Instinctively she lifted her hands to cup Tulkhan’s face, but he caught her arms, pulling them down. His strength, fuelled by rage, threatened to crush the small bones
of her wrists. She gritted her teeth.
‘Don’t play your Dhamfeer tricks on me!’
‘On the contrary, I think Reothe may have played a trick on you.’ She kept her voice even. ‘I was going to search for a sign of him planting doubts in your mind.’
She felt Tulkhan shudder with revulsion before dropping her wrists.
‘I am not your enemy, General.’
‘If you wanted to convince me of that, you would have had Reothe lying in a cell when I came back.’
‘That is easy for you to say.’ A flush of warm, velvety anger rushed through her, leaving a metallic aftertaste on her tongue. ‘I am not Reothe’s equal. How many of your men would have died trying to restrain him?’
‘They would have died gladly for me.’
‘I am not so quick to order the deaths of others.’
Tulkhan flinched.
She lifted her hands, palm up. ‘General?’

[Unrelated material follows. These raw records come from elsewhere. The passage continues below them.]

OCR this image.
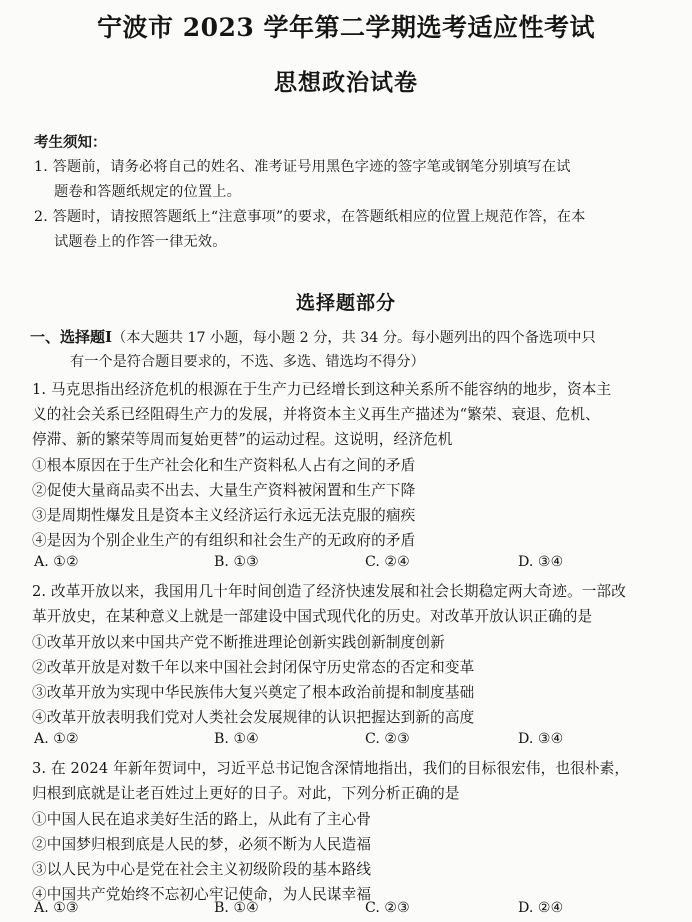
宁波市 2023 学年第二学期选考适应性考试
思想政治试卷
考生须知：
1. 答题前，请务必将自己的姓名、准考证号用黑色字迹的签字笔或钢笔分别填写在试
题卷和答题纸规定的位置上。
2. 答题时，请按照答题纸上“注意事项”的要求，在答题纸相应的位置上规范作答，在本
试题卷上的作答一律无效。
选择题部分
一、选择题Ⅰ（本大题共 17 小题，每小题 2 分，共 34 分。每小题列出的四个备选项中只
有一个是符合题目要求的，不选、多选、错选均不得分）
1. 马克思指出经济危机的根源在于生产力已经增长到这种关系所不能容纳的地步，资本主
义的社会关系已经阻碍生产力的发展，并将资本主义再生产描述为“繁荣、衰退、危机、
停滞、新的繁荣等周而复始更替”的运动过程。这说明，经济危机
①根本原因在于生产社会化和生产资料私人占有之间的矛盾
②促使大量商品卖不出去、大量生产资料被闲置和生产下降
③是周期性爆发且是资本主义经济运行永远无法克服的痼疾
④是因为个别企业生产的有组织和社会生产的无政府的矛盾
A. ①②	B. ①③	C. ②④	D. ③④
2. 改革开放以来，我国用几十年时间创造了经济快速发展和社会长期稳定两大奇迹。一部改
革开放史，在某种意义上就是一部建设中国式现代化的历史。对改革开放认识正确的是
①改革开放以来中国共产党不断推进理论创新实践创新制度创新
②改革开放是对数千年以来中国社会封闭保守历史常态的否定和变革
③改革开放为实现中华民族伟大复兴奠定了根本政治前提和制度基础
④改革开放表明我们党对人类社会发展规律的认识把握达到新的高度
A. ①②	B. ①④	C. ②③	D. ③④
3. 在 2024 年新年贺词中，习近平总书记饱含深情地指出，我们的目标很宏伟，也很朴素，
归根到底就是让老百姓过上更好的日子。对此，下列分析正确的是
①中国人民在追求美好生活的路上，从此有了主心骨
②中国梦归根到底是人民的梦，必须不断为人民造福
③以人民为中心是党在社会主义初级阶段的基本路线
④中国共产党始终不忘初心牢记使命，为人民谋幸福
A. ①③	B. ①④	C. ②③	D. ②④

‘What was he doing with you naked in his arms?’ The agony in his voice cut her.
‘I was not naked. The laces on my underdress were cut.’
Tulkhan snorted.
‘I don’t know what Reothe was doing. I wasn’t conscious. He used his gifts. Maybe he was planning to carry me out through the secret passage. In which case you can be glad the Keeper found us when he did.’
The General took a step back from her.
‘Tulkhan, please.’
‘Answers trip too easily off your tongue, Imoshen. From this day forward I will not be coming to your bed. I no longer trust you.’
It was the final blow. ‘Then you are lost, because I am the only one you can trust. I love you.’ It was torn from her.
She saw him flinch. Was her love such a terrible thing? His rejection felt like a physical blow. She almost staggered. ‘General?’
He turned on his heel and walked off.
Through a blur of unshed tears Imoshen watched the stiff angle of General Tulkhan’s broad shoulders as he walked away. He rounded the corner. As the blossoming trees obscured him from sight, her legs gave way and she sank onto the gravel path. The pain in her knees was nothing compared to the pain in her chest.
This was beyond repair. The General would never trust her again. By withdrawing from her he was sealing his fate and fulfilling Reothe’s prophecy of his death.